Menu

Net Tick Time

This page explains the Erlang net_ticktime configuration setting. See the Erlang kernel documentation for more details.

Overview

Each pair of nodes in a cluster are connected by the transport layer. Periodic tick messages are exchanged between all pairs of nodes to maintain the connections and to detect disconnections. Network interruptions could otherwise go undetected for a period that depends on the transport.

When one RabbitMQ node determines that another node has gone down it will log a message giving the other node's name and the reason, like:

=INFO REPORT==== 23-Sep-2014::16:21:22 ===
node rabbit@cordelia down: net_tick_timeout
      

In this case the net_tick_timeout tells us that the other node was detected as down due to the net ticktime being exceeded. Another common reason is connection_closed, meaning that the connection was explicitly closed at the TCP level.

Tick Frequency

The frequency of both tick messages and detection of failures is controlled by the net_ticktime configuration setting. Normally four ticks are exchanged between a pair of nodes every net_ticktime seconds. If no communication is received from a node within net_ticktime (± 25%) seconds then the node is considered down and no longer a member of the cluster.

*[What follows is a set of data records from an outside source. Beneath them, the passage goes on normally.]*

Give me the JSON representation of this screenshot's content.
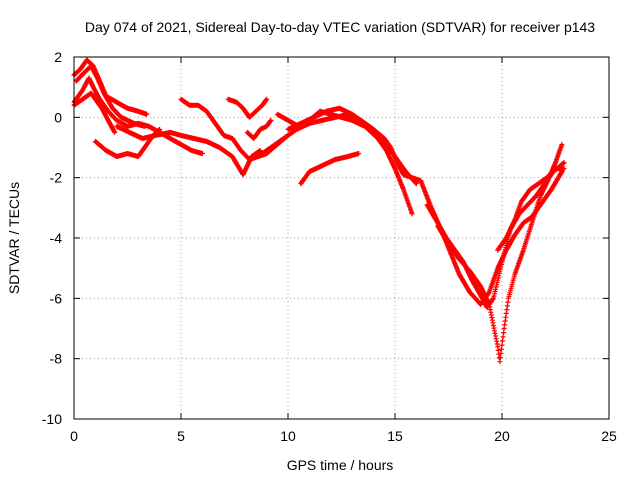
{
  "chart_data": {
    "type": "scatter",
    "title": "Day 074 of 2021, Sidereal Day-to-day VTEC variation (SDTVAR) for receiver p143",
    "xlabel": "GPS time / hours",
    "ylabel": "SDTVAR / TECUs",
    "xlim": [
      0,
      25
    ],
    "ylim": [
      -10,
      2
    ],
    "xticks": [
      0,
      5,
      10,
      15,
      20,
      25
    ],
    "yticks": [
      -10,
      -8,
      -6,
      -4,
      -2,
      0,
      2
    ],
    "grid": true,
    "marker": "+",
    "series_color": "#ff0000",
    "tracks": [
      [
        [
          0.0,
          0.5
        ],
        [
          0.4,
          0.9
        ],
        [
          0.7,
          1.3
        ],
        [
          0.9,
          1.0
        ],
        [
          1.2,
          0.6
        ],
        [
          1.6,
          0.2
        ],
        [
          2.0,
          -0.1
        ],
        [
          2.5,
          -0.3
        ],
        [
          3.0,
          -0.2
        ],
        [
          3.5,
          -0.3
        ],
        [
          4.0,
          -0.5
        ],
        [
          4.5,
          -0.7
        ],
        [
          5.0,
          -0.9
        ],
        [
          5.5,
          -1.1
        ],
        [
          6.0,
          -1.2
        ]
      ],
      [
        [
          0.0,
          1.4
        ],
        [
          0.3,
          1.6
        ],
        [
          0.6,
          1.9
        ],
        [
          0.9,
          1.7
        ],
        [
          1.2,
          1.2
        ],
        [
          1.5,
          0.7
        ],
        [
          2.0,
          0.5
        ],
        [
          2.5,
          0.3
        ],
        [
          3.0,
          0.2
        ],
        [
          3.4,
          0.1
        ]
      ],
      [
        [
          0.1,
          1.2
        ],
        [
          0.5,
          1.5
        ],
        [
          0.8,
          1.7
        ],
        [
          1.1,
          1.3
        ],
        [
          1.4,
          0.8
        ],
        [
          1.8,
          0.3
        ],
        [
          2.2,
          0.0
        ],
        [
          2.8,
          -0.2
        ],
        [
          3.3,
          -0.3
        ]
      ],
      [
        [
          0.0,
          0.4
        ],
        [
          0.4,
          0.6
        ],
        [
          0.8,
          0.8
        ],
        [
          1.0,
          0.6
        ],
        [
          1.3,
          0.3
        ],
        [
          1.6,
          -0.1
        ],
        [
          1.9,
          -0.5
        ]
      ],
      [
        [
          1.0,
          -0.8
        ],
        [
          1.5,
          -1.1
        ],
        [
          2.0,
          -1.3
        ],
        [
          2.5,
          -1.2
        ],
        [
          3.0,
          -1.3
        ],
        [
          3.4,
          -0.9
        ],
        [
          3.7,
          -0.6
        ],
        [
          4.0,
          -0.4
        ]
      ],
      [
        [
          2.0,
          -0.3
        ],
        [
          2.6,
          -0.5
        ],
        [
          3.2,
          -0.7
        ],
        [
          3.8,
          -0.6
        ],
        [
          4.5,
          -0.5
        ],
        [
          5.0,
          -0.6
        ],
        [
          5.6,
          -0.7
        ],
        [
          6.2,
          -0.8
        ],
        [
          6.8,
          -1.0
        ],
        [
          7.4,
          -1.3
        ],
        [
          7.9,
          -1.9
        ],
        [
          8.3,
          -1.3
        ],
        [
          8.7,
          -1.1
        ]
      ],
      [
        [
          5.0,
          0.6
        ],
        [
          5.4,
          0.4
        ],
        [
          5.8,
          0.4
        ],
        [
          6.2,
          0.2
        ],
        [
          6.6,
          -0.2
        ],
        [
          7.0,
          -0.6
        ],
        [
          7.4,
          -0.7
        ],
        [
          7.8,
          -1.1
        ],
        [
          8.2,
          -1.4
        ],
        [
          8.6,
          -1.3
        ],
        [
          9.0,
          -1.2
        ],
        [
          9.5,
          -0.9
        ],
        [
          10.0,
          -0.6
        ]
      ],
      [
        [
          7.2,
          0.6
        ],
        [
          7.6,
          0.5
        ],
        [
          7.9,
          0.3
        ],
        [
          8.2,
          0.0
        ],
        [
          8.5,
          0.2
        ],
        [
          8.8,
          0.4
        ],
        [
          9.0,
          0.6
        ]
      ],
      [
        [
          8.1,
          -0.5
        ],
        [
          8.4,
          -0.7
        ],
        [
          8.7,
          -0.4
        ],
        [
          9.0,
          -0.3
        ],
        [
          9.2,
          -0.1
        ]
      ],
      [
        [
          8.6,
          -1.3
        ],
        [
          9.2,
          -1.0
        ],
        [
          9.8,
          -0.7
        ],
        [
          10.4,
          -0.4
        ],
        [
          11.0,
          -0.2
        ],
        [
          11.6,
          -0.1
        ],
        [
          12.2,
          0.0
        ],
        [
          12.8,
          0.1
        ],
        [
          13.4,
          -0.1
        ],
        [
          14.0,
          -0.4
        ],
        [
          14.5,
          -0.7
        ],
        [
          14.8,
          -1.0
        ],
        [
          15.1,
          -1.5
        ],
        [
          15.4,
          -1.9
        ],
        [
          15.8,
          -2.0
        ],
        [
          16.2,
          -2.1
        ]
      ],
      [
        [
          9.5,
          0.1
        ],
        [
          10.0,
          -0.1
        ],
        [
          10.5,
          -0.3
        ],
        [
          11.0,
          -0.1
        ],
        [
          11.5,
          0.2
        ],
        [
          12.0,
          0.1
        ],
        [
          12.5,
          0.0
        ],
        [
          13.0,
          -0.1
        ],
        [
          13.6,
          -0.3
        ],
        [
          14.2,
          -0.7
        ],
        [
          14.6,
          -1.1
        ],
        [
          15.0,
          -1.7
        ],
        [
          15.4,
          -2.4
        ],
        [
          15.8,
          -3.2
        ]
      ],
      [
        [
          10.0,
          -0.4
        ],
        [
          10.6,
          -0.2
        ],
        [
          11.2,
          0.0
        ],
        [
          11.8,
          0.2
        ],
        [
          12.4,
          0.3
        ],
        [
          13.0,
          0.1
        ],
        [
          13.6,
          -0.2
        ],
        [
          14.3,
          -0.6
        ],
        [
          14.9,
          -1.2
        ],
        [
          15.5,
          -1.8
        ],
        [
          16.0,
          -2.2
        ]
      ],
      [
        [
          10.6,
          -2.2
        ],
        [
          11.0,
          -1.8
        ],
        [
          11.6,
          -1.6
        ],
        [
          12.2,
          -1.4
        ],
        [
          12.8,
          -1.3
        ],
        [
          13.3,
          -1.2
        ]
      ],
      [
        [
          16.2,
          -2.1
        ],
        [
          16.7,
          -3.0
        ],
        [
          17.2,
          -3.8
        ],
        [
          17.6,
          -4.5
        ],
        [
          18.0,
          -5.2
        ],
        [
          18.5,
          -5.8
        ],
        [
          19.0,
          -6.2
        ],
        [
          19.4,
          -5.8
        ],
        [
          19.8,
          -5.0
        ],
        [
          20.2,
          -4.4
        ],
        [
          20.6,
          -3.9
        ],
        [
          21.0,
          -3.5
        ],
        [
          21.4,
          -3.3
        ],
        [
          21.8,
          -2.9
        ],
        [
          22.3,
          -2.4
        ],
        [
          22.8,
          -1.8
        ]
      ],
      [
        [
          16.5,
          -2.9
        ],
        [
          17.0,
          -3.5
        ],
        [
          17.4,
          -4.0
        ],
        [
          17.8,
          -4.4
        ],
        [
          18.2,
          -4.8
        ],
        [
          18.6,
          -5.4
        ],
        [
          19.0,
          -5.9
        ],
        [
          19.3,
          -6.3
        ],
        [
          19.6,
          -6.0
        ],
        [
          20.0,
          -4.8
        ],
        [
          20.4,
          -3.7
        ],
        [
          20.8,
          -3.2
        ],
        [
          21.2,
          -2.9
        ],
        [
          21.6,
          -2.6
        ],
        [
          22.0,
          -2.2
        ],
        [
          22.4,
          -1.8
        ],
        [
          22.9,
          -1.5
        ]
      ],
      [
        [
          17.0,
          -3.6
        ],
        [
          17.5,
          -4.2
        ],
        [
          18.0,
          -4.7
        ],
        [
          18.5,
          -5.1
        ],
        [
          19.0,
          -5.6
        ],
        [
          19.4,
          -6.2
        ],
        [
          19.6,
          -6.9
        ],
        [
          19.8,
          -7.6
        ],
        [
          19.9,
          -8.1
        ],
        [
          20.1,
          -7.0
        ],
        [
          20.3,
          -6.0
        ],
        [
          20.6,
          -5.2
        ],
        [
          21.0,
          -4.4
        ],
        [
          21.4,
          -3.5
        ],
        [
          21.8,
          -2.6
        ],
        [
          22.2,
          -2.0
        ],
        [
          22.5,
          -1.5
        ],
        [
          22.8,
          -0.9
        ]
      ],
      [
        [
          19.8,
          -4.4
        ],
        [
          20.2,
          -4.0
        ],
        [
          20.6,
          -3.4
        ],
        [
          20.9,
          -2.8
        ],
        [
          21.3,
          -2.4
        ],
        [
          21.7,
          -2.2
        ],
        [
          22.1,
          -2.0
        ],
        [
          22.5,
          -1.7
        ],
        [
          22.9,
          -1.7
        ]
      ]
    ]
  }
}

Increasing the net_ticktime across all nodes in a cluster will make the cluster more resilient to short network outtages, but it will take longer for remaing nodes to detect crashed nodes. Conversely, reducing the net_ticktime across all nodes in a cluster will reduce detection latency, but increases the risk of detecting spurious partitions.

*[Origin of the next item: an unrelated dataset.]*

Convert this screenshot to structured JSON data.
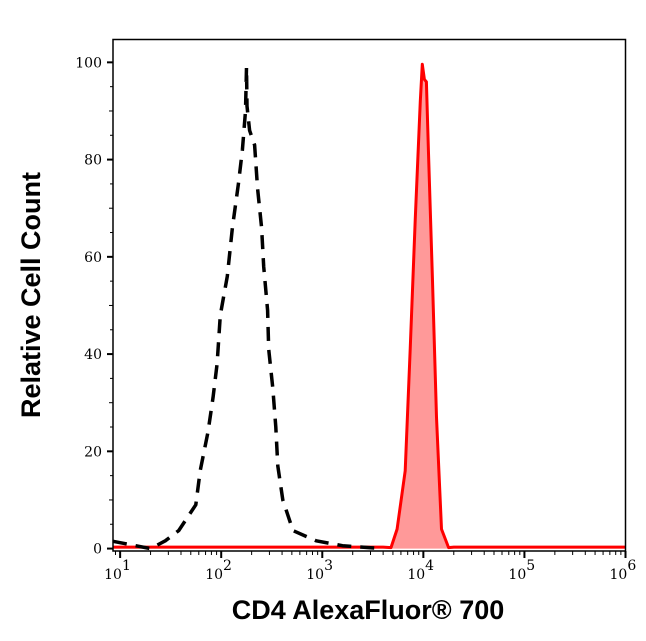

The impact of changing the default net_ticktime should be carefully considered. All nodes in a cluster must use the same net_ticktime. The following sample rabbitmq.config configuration demonstrates doubling the default net_ticktime from 60 to 120 seconds:

    [
        {rabbit, [{tcp_listeners, [5672]}]},
        {kernel, [{net_ticktime,  120}]}
    ].

HTTP API

The HTTP API often needs to perform cluster-wide queries which has the effect that the UI can appear unresponsive until a partition is detected and handled. Lowering net_ticktime can help to improve the responsiveness during such events but any decision to change net_ticktime should be done carefully as emphasised above.